El Gobierno tiene la intención de anunciar en breve nuevas medidas contra la inseguridad bancaria. Para ello, el Banco Central está discutiendo contra reloj con las cámaras que agrupan a las entidades financieros los detalles operativos de las iniciativas en danza, ya que Cristina Kirchner quiere ser la encargada de dar las novedades antes de partir mañana a Estados Unidos para participar en la asamblea anual de la ONU.
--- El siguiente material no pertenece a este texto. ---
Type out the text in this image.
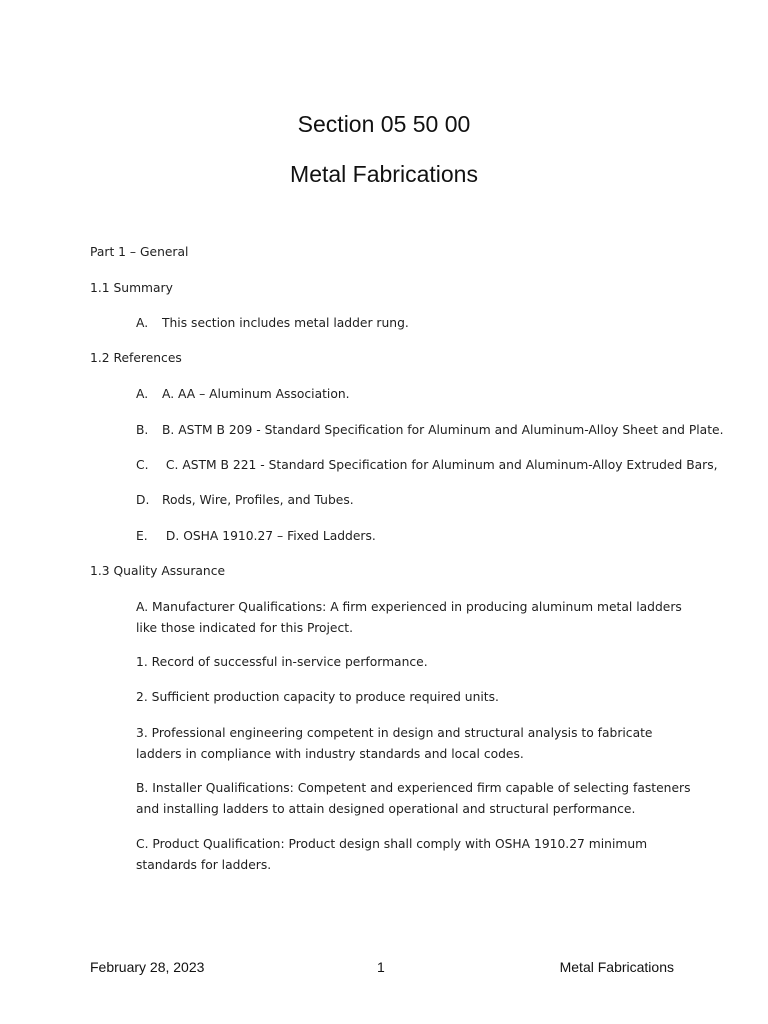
Section 05 50 00
Metal Fabrications
Part 1 – General
1.1 Summary
A. This section includes metal ladder rung.
1.2 References
A. A. AA – Aluminum Association.
B. B. ASTM B 209 - Standard Specification for Aluminum and Aluminum-Alloy Sheet and Plate.
C. C. ASTM B 221 - Standard Specification for Aluminum and Aluminum-Alloy Extruded Bars,
D. Rods, Wire, Profiles, and Tubes.
E. D. OSHA 1910.27 – Fixed Ladders.
1.3 Quality Assurance
A. Manufacturer Qualifications: A firm experienced in producing aluminum metal ladders like those indicated for this Project.
1. Record of successful in-service performance.
2. Sufficient production capacity to produce required units.
3. Professional engineering competent in design and structural analysis to fabricate ladders in compliance with industry standards and local codes.
B. Installer Qualifications: Competent and experienced firm capable of selecting fasteners and installing ladders to attain designed operational and structural performance.
C. Product Qualification: Product design shall comply with OSHA 1910.27 minimum standards for ladders.
February 28, 2023	1	Metal Fabrications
Las tres líneas de acción con las que trabaja el BCRA son: universalizar el acceso a una caja de ahorro con una tarjeta de débito; facilitar aún más las transferencias electrónicas y relanzar la figura de los cheques cancelatorios específicamente para operaciones inmobiliarias. “Eso es lo que se prevé informará la Presidenta en un acto en la Casa Rosada”, anticipó una fuente que participó en los últimos días de las reuniones en los que se trató el tema.
La caja de ahorro reflota el modelo de la cuenta única universal (ver recuadro), pero con menos exigencias de las que piden los bancos: el Central no avala la condición de que su apertura está asociada al débito automático de un servicio. En materia de transferencias, el objetivo es aumentar el monto permitido y a la vez homogeneizar su costo (hoy cada banco decide el valor aplicado). La tercera pata es el cheque cancelatorio en dólares, instrumento que facilitaría el pago de transacciones inmobiliarias por montos altos.